Este é o momento de apoiar, de colaborar. E foi nesse sentido que apresentámos várias propostas que visam ajudar os Trofenses, nomeadamente a fazer face à sua quebra de rendimentos. Destaco a proposta para a comparticipação a 100% da tarifa variável no primeiro escalão do serviço de abastecimento de água para clientes domésticos e para as IPSS; a comparticipação a 50% no segundo escalão de abastecimento de água e a comparticipação a 100% da tarifa fixa do serviço de recolha de resíduos sólidos urbanos, para todos os clientes domésticos. Para o Partido Socialista da Trofa, a comparticipação do Município nestes serviços é absolutamente prioritária e determinante para ajudar as famílias.

Este não é o tempo do egoísmo. Não é o tempo da individualidade, de procurarmos protagonismo e valorização pessoal. É o tempo de respostas coletivas.

O combate a este vírus vai continuar. Diariamente temos a missão de fazer mais e melhor. De ajudar o próximo. De deixarmos de fazer hoje a nossa vontade individual, para permitirmos que em breve as vontades coletivas sejam satisfeitas.

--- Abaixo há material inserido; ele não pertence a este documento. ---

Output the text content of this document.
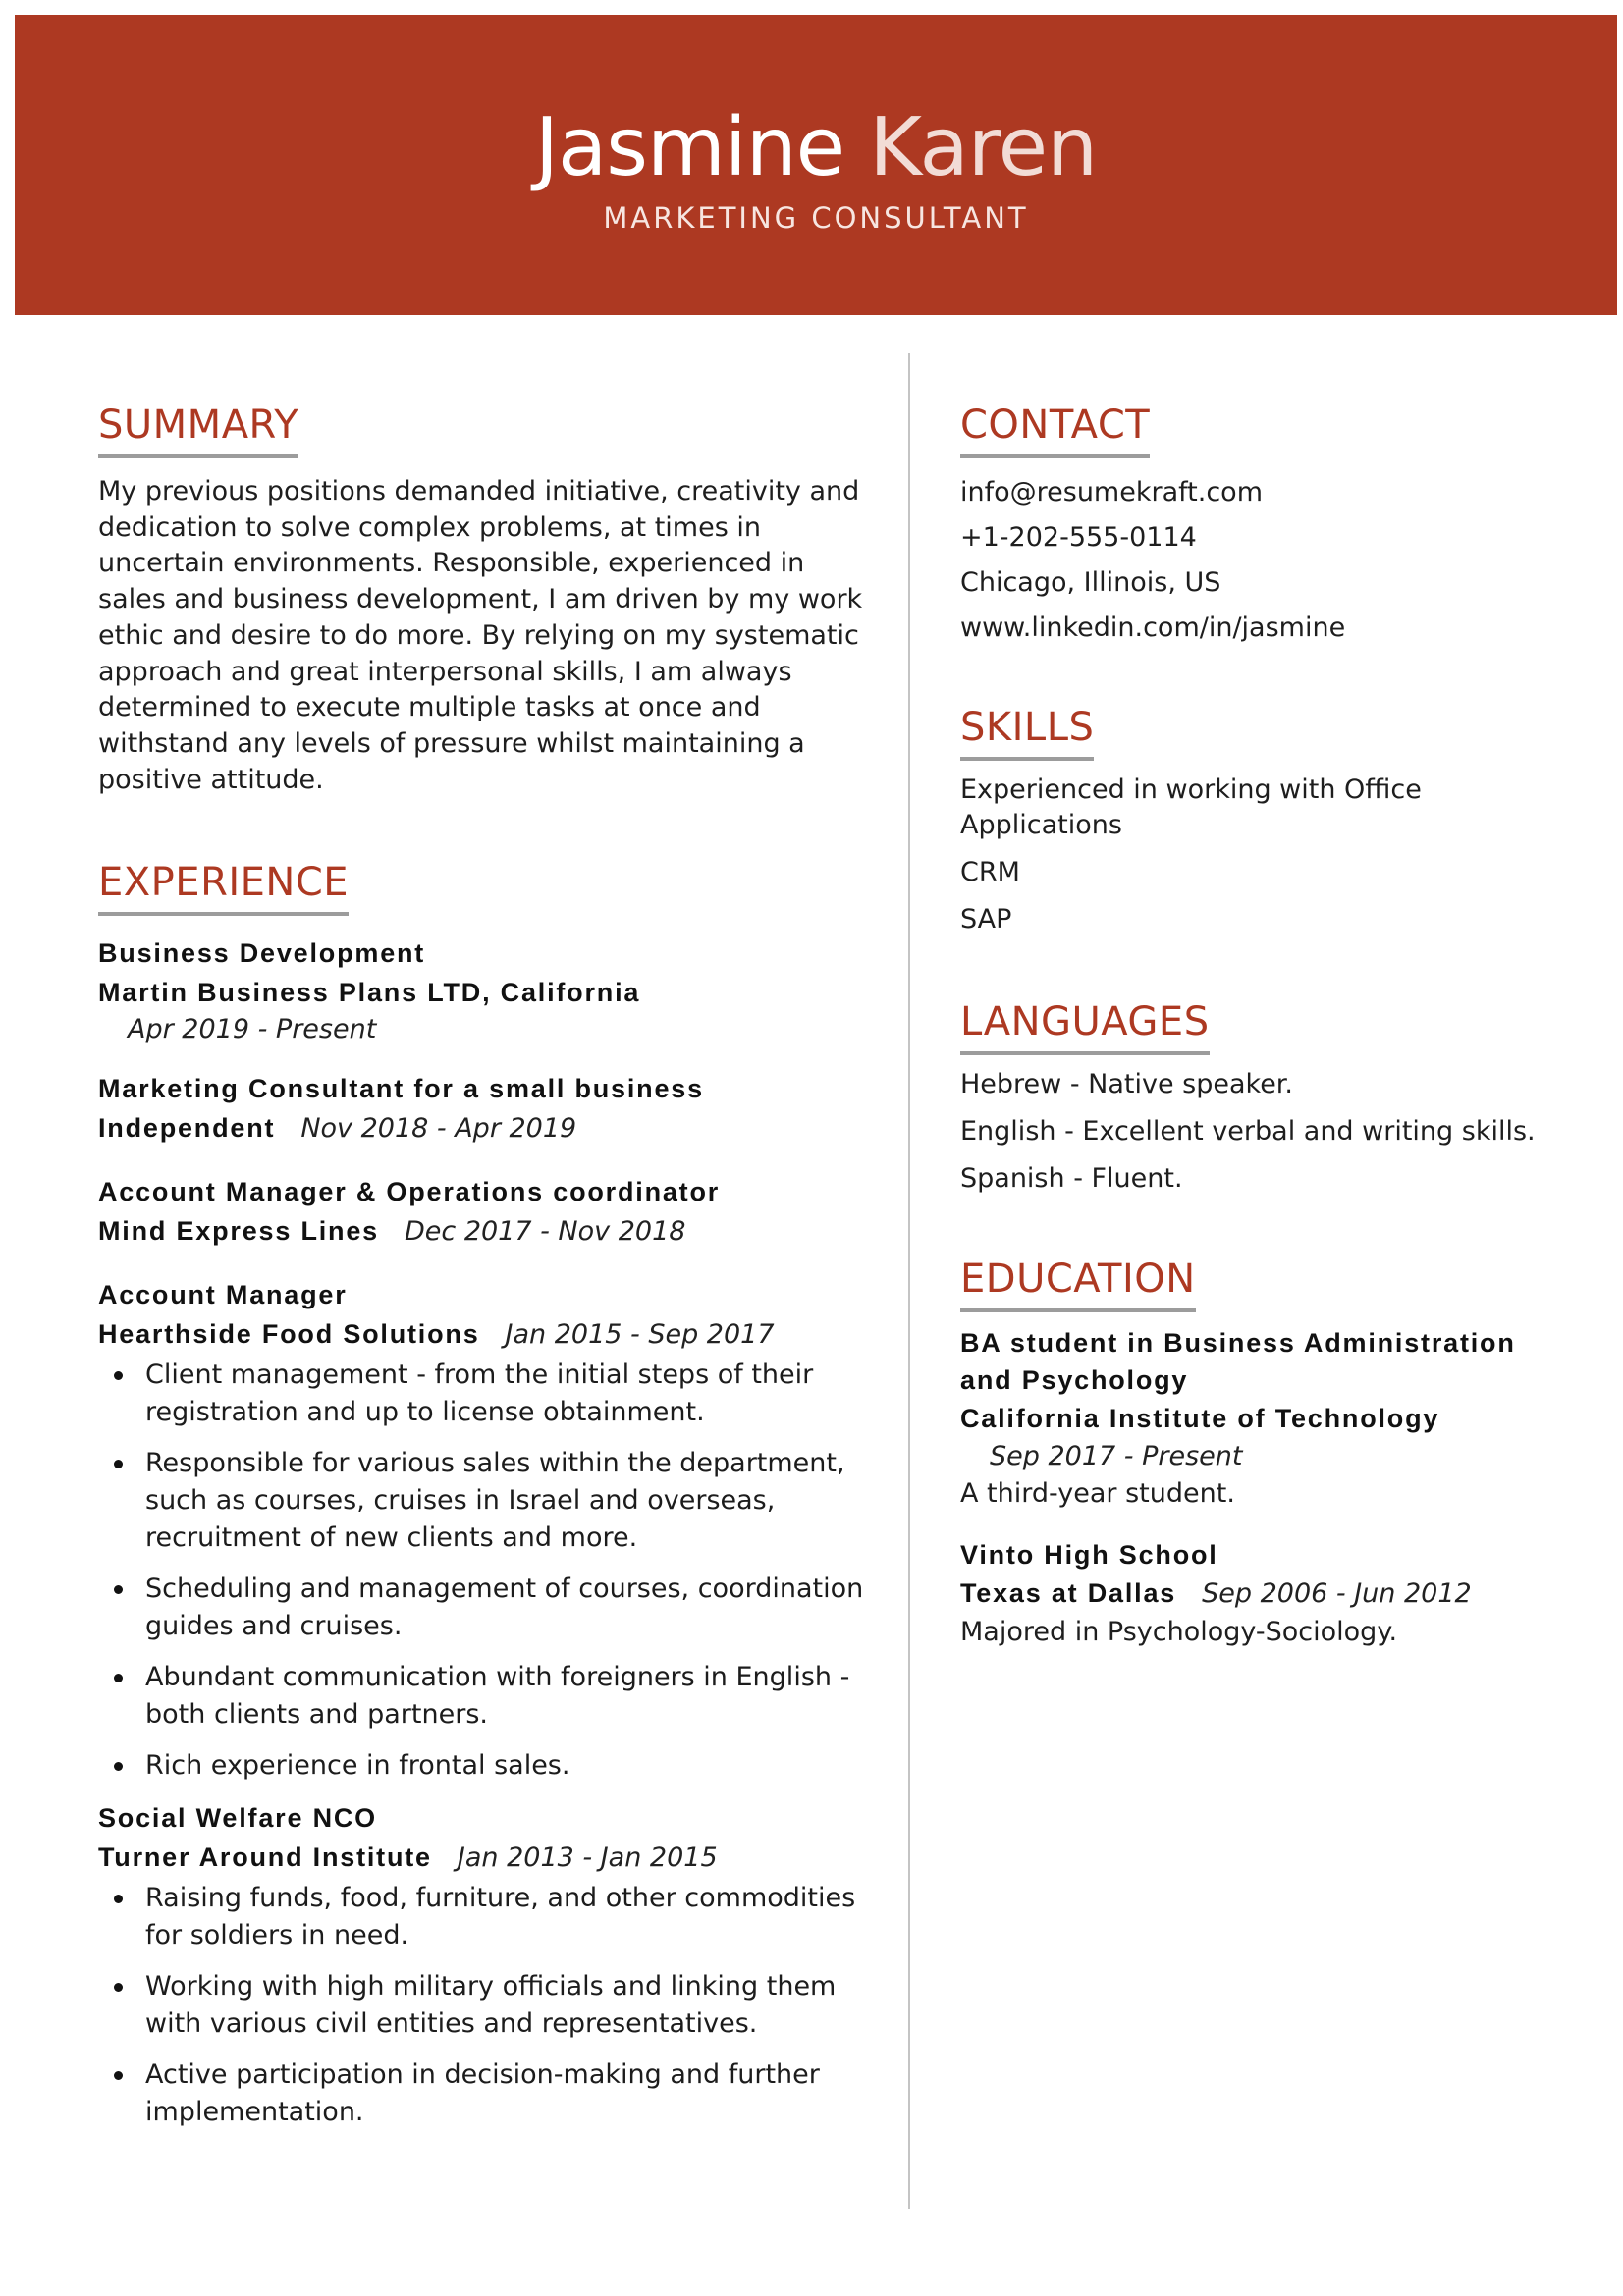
Jasmine Karen
MARKETING CONSULTANT
SUMMARY

My previous positions demanded initiative, creativity and dedication to solve complex problems, at times in uncertain environments. Responsible, experienced in sales and business development, I am driven by my work ethic and desire to do more. By relying on my systematic approach and great interpersonal skills, I am always determined to execute multiple tasks at once and withstand any levels of pressure whilst maintaining a positive attitude.

EXPERIENCE
Business Development
Martin Business Plans LTD, California
Apr 2019 - Present
Marketing Consultant for a small business
Independent Nov 2018 - Apr 2019
Account Manager & Operations coordinator
Mind Express Lines Dec 2017 - Nov 2018
Account Manager
Hearthside Food Solutions Jan 2015 - Sep 2017
Client management - from the initial steps of their registration and up to license obtainment.
Responsible for various sales within the department, such as courses, cruises in Israel and overseas, recruitment of new clients and more.
Scheduling and management of courses, coordination guides and cruises.
Abundant communication with foreigners in English - both clients and partners.
Rich experience in frontal sales.
Social Welfare NCO
Turner Around Institute Jan 2013 - Jan 2015
Raising funds, food, furniture, and other commodities for soldiers in need.
Working with high military officials and linking them with various civil entities and representatives.
Active participation in decision-making and further implementation.
CONTACT
info@resumekraft.com
+1-202-555-0114
Chicago, Illinois, US
www.linkedin.com/in/jasmine
SKILLS
Experienced in working with Office Applications
CRM
SAP
LANGUAGES
Hebrew - Native speaker.
English - Excellent verbal and writing skills.
Spanish - Fluent.
EDUCATION
BA student in Business Administration and Psychology
California Institute of Technology
Sep 2017 - Present
A third-year student.
Vinto High School
Texas at Dallas Sep 2006 - Jun 2012
Majored in Psychology-Sociology.
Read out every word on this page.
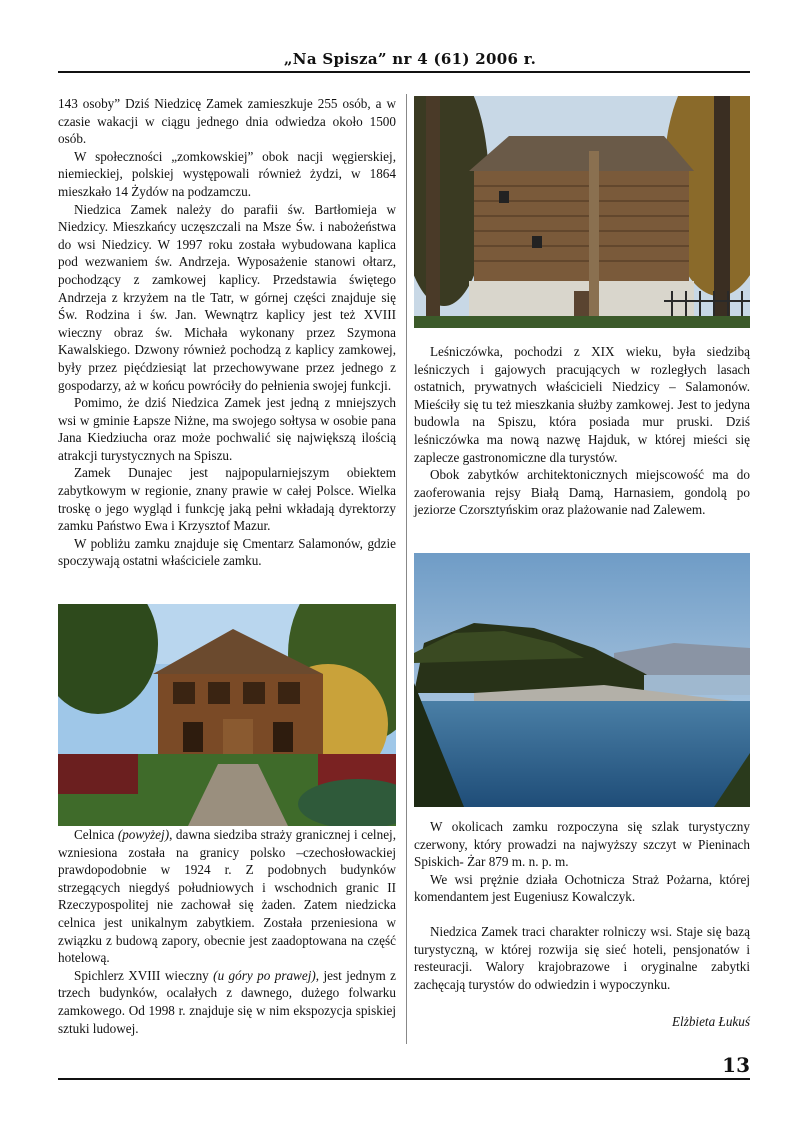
„Na Spisza” nr 4 (61) 2006 r.

143 osoby” Dziś Niedzicę Zamek zamieszkuje 255 osób, a w czasie wakacji w ciągu jednego dnia odwiedza około 1500 osób.

W społeczności „zomkowskiej” obok nacji węgierskiej, niemieckiej, polskiej występowali również żydzi, w 1864 mieszkało 14 Żydów na podzamczu.

Niedzica Zamek należy do parafii św. Bartłomieja w Niedzicy. Mieszkańcy uczęszczali na Msze Św. i nabożeństwa do wsi Niedzicy. W 1997 roku została wybudowana kaplica pod wezwaniem św. Andrzeja. Wyposażenie stanowi ołtarz, pochodzący z zamkowej kaplicy. Przedstawia świętego Andrzeja z krzyżem na tle Tatr, w górnej części znajduje się Św. Rodzina i św. Jan. Wewnątrz kaplicy jest też XVIII wieczny obraz św. Michała wykonany przez Szymona Kawalskiego. Dzwony również pochodzą z kaplicy zamkowej, były przez pięćdziesiąt lat przechowywane przez jednego z gospodarzy, aż w końcu powróciły do pełnienia swojej funkcji.

Pomimo, że dziś Niedzica Zamek jest jedną z mniejszych wsi w gminie Łapsze Niżne, ma swojego sołtysa w osobie pana Jana Kiedziucha oraz może pochwalić się największą ilością atrakcji turystycznych na Spiszu.

Zamek Dunajec jest najpopularniejszym obiektem zabytkowym w regionie, znany prawie w całej Polsce. Wielka troskę o jego wygląd i funkcję jaką pełni wkładają dyrektorzy zamku Państwo Ewa i Krzysztof Mazur.

W pobliżu zamku znajduje się Cmentarz Salamonów, gdzie spoczywają ostatni właściciele zamku.

Celnica (powyżej), dawna siedziba straży granicznej i celnej, wzniesiona została na granicy polsko –czechosłowackiej prawdopodobnie w 1924 r. Z podobnych budynków strzegących niegdyś południowych i wschodnich granic II Rzeczypospolitej nie zachował się żaden. Zatem niedzicka celnica jest unikalnym zabytkiem. Została przeniesiona w związku z budową zapory, obecnie jest zaadoptowana na część hotelową.

Spichlerz XVIII wieczny (u góry po prawej), jest jednym z trzech budynków, ocalałych z dawnego, dużego folwarku zamkowego. Od 1998 r. znajduje się w nim ekspozycja spiskiej sztuki ludowej.

Leśniczówka, pochodzi z XIX wieku, była siedzibą leśniczych i gajowych pracujących w rozległych lasach ostatnich, prywatnych właścicieli Niedzicy – Salamonów. Mieściły się tu też mieszkania służby zamkowej. Jest to jedyna budowla na Spiszu, która posiada mur pruski. Dziś leśniczówka ma nową nazwę Hajduk, w której mieści się zaplecze gastronomiczne dla turystów.

Obok zabytków architektonicznych miejscowość ma do zaoferowania rejsy Białą Damą, Harnasiem, gondolą po jeziorze Czorsztyńskim oraz plażowanie nad Zalewem.

W okolicach zamku rozpoczyna się szlak turystyczny czerwony, który prowadzi na najwyższy szczyt w Pieninach Spiskich- Żar 879 m. n. p. m.

We wsi prężnie działa Ochotnicza Straż Pożarna, której komendantem jest Eugeniusz Kowalczyk.

Niedzica Zamek traci charakter rolniczy wsi. Staje się bazą turystyczną, w której rozwija się sieć hoteli, pensjonatów i resteuracji. Walory krajobrazowe i oryginalne zabytki zachęcają turystów do odwiedzin i wypoczynku.

Elżbieta Łukuś
13
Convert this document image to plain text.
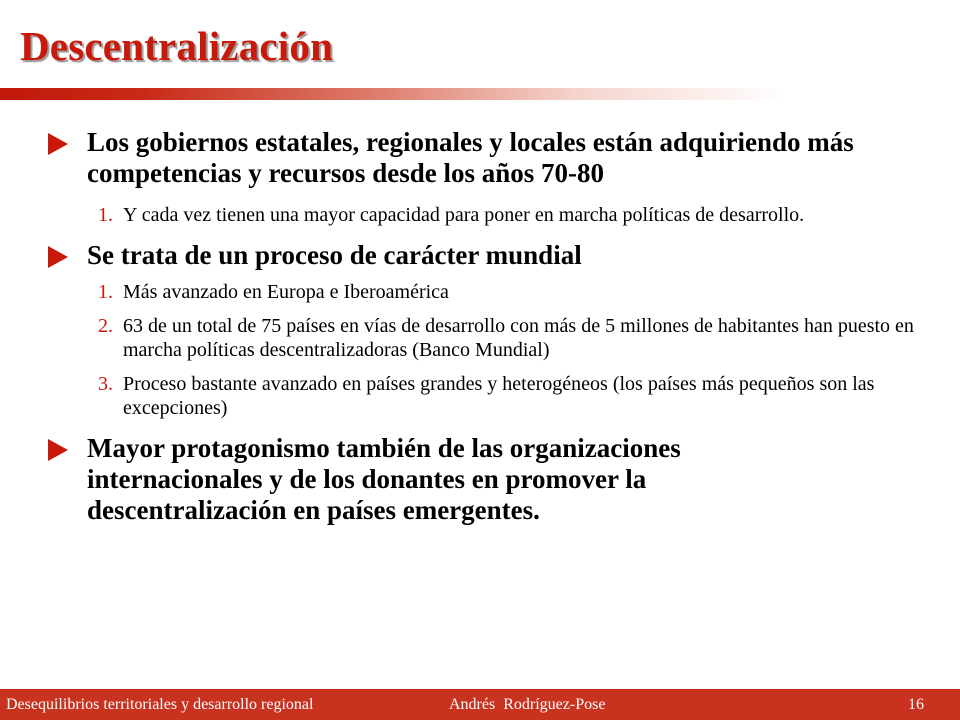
Descentralización
Los gobiernos estatales, regionales y locales están adquiriendo más competencias y recursos desde los años 70-80
1. Y cada vez tienen una mayor capacidad para poner en marcha políticas de desarrollo.
Se trata de un proceso de carácter mundial
1. Más avanzado en Europa e Iberoamérica
2. 63 de un total de 75 países en vías de desarrollo con más de 5 millones de habitantes han puesto en marcha políticas descentralizadoras (Banco Mundial)
3. Proceso bastante avanzado en países grandes y heterogéneos (los países más pequeños son las excepciones)
Mayor protagonismo también de las organizaciones internacionales y de los donantes en promover la descentralización en países emergentes.
Desequilibrios territoriales y desarrollo regional	Andrés  Rodríguez-Pose	16
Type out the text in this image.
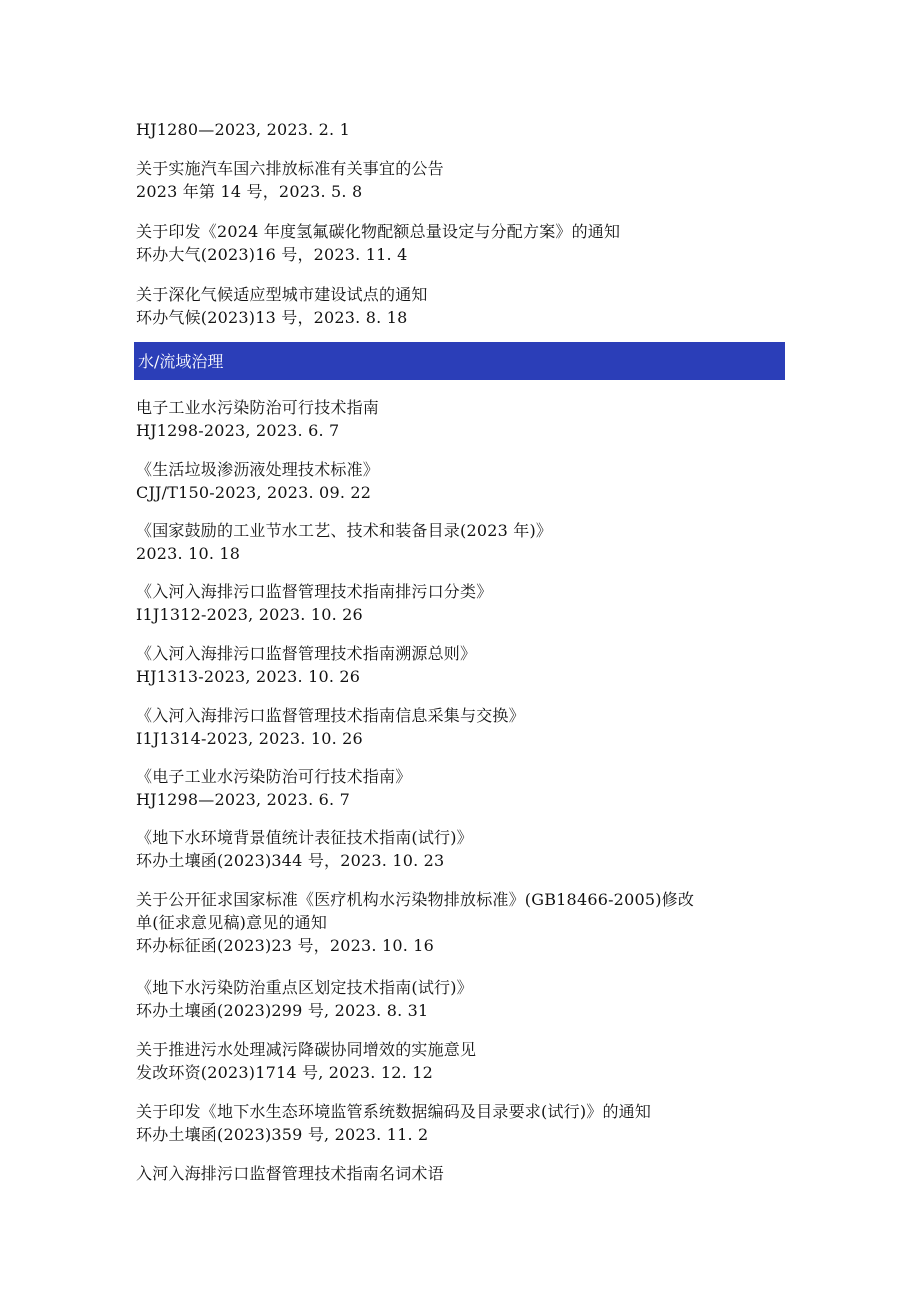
HJ1280—2023, 2023. 2. 1
关于实施汽车国六排放标准有关事宜的公告
2023 年第 14 号，2023. 5. 8
关于印发《2024 年度氢氟碳化物配额总量设定与分配方案》的通知
环办大气(2023)16 号，2023. 11. 4
关于深化气候适应型城市建设试点的通知
环办气候(2023)13 号，2023. 8. 18
水/流域治理
电子工业水污染防治可行技术指南
HJ1298-2023, 2023. 6. 7
《生活垃圾渗沥液处理技术标准》
CJJ/T150-2023, 2023. 09. 22
《国家鼓励的工业节水工艺、技术和装备目录(2023 年)》
2023. 10. 18
《入河入海排污口监督管理技术指南排污口分类》
I1J1312-2023, 2023. 10. 26
《入河入海排污口监督管理技术指南溯源总则》
HJ1313-2023, 2023. 10. 26
《入河入海排污口监督管理技术指南信息采集与交换》
I1J1314-2023, 2023. 10. 26
《电子工业水污染防治可行技术指南》
HJ1298—2023, 2023. 6. 7
《地下水环境背景值统计表征技术指南(试行)》
环办土壤函(2023)344 号，2023. 10. 23
关于公开征求国家标准《医疗机构水污染物排放标准》(GB18466-2005)修改
单(征求意见稿)意见的通知
环办标征函(2023)23 号，2023. 10. 16
《地下水污染防治重点区划定技术指南(试行)》
环办土壤函(2023)299 号, 2023. 8. 31
关于推进污水处理减污降碳协同增效的实施意见
发改环资(2023)1714 号, 2023. 12. 12
关于印发《地下水生态环境监管系统数据编码及目录要求(试行)》的通知
环办土壤函(2023)359 号, 2023. 11. 2
入河入海排污口监督管理技术指南名词术语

Uma mensagem especial de agradecimento a todos os profissionais, das diferentes áreas, que estão na linha da frente deste combate. Sem eles, os números elogiados em Portugal não seriam possíveis. Reconhecer o trabalho deles é perceber que este cenário pode mudar se não formos capazes de continuar a seguir as recomendações das autoridades. Fiquem em casa para rapidamente nos podermos voltar a abraçar.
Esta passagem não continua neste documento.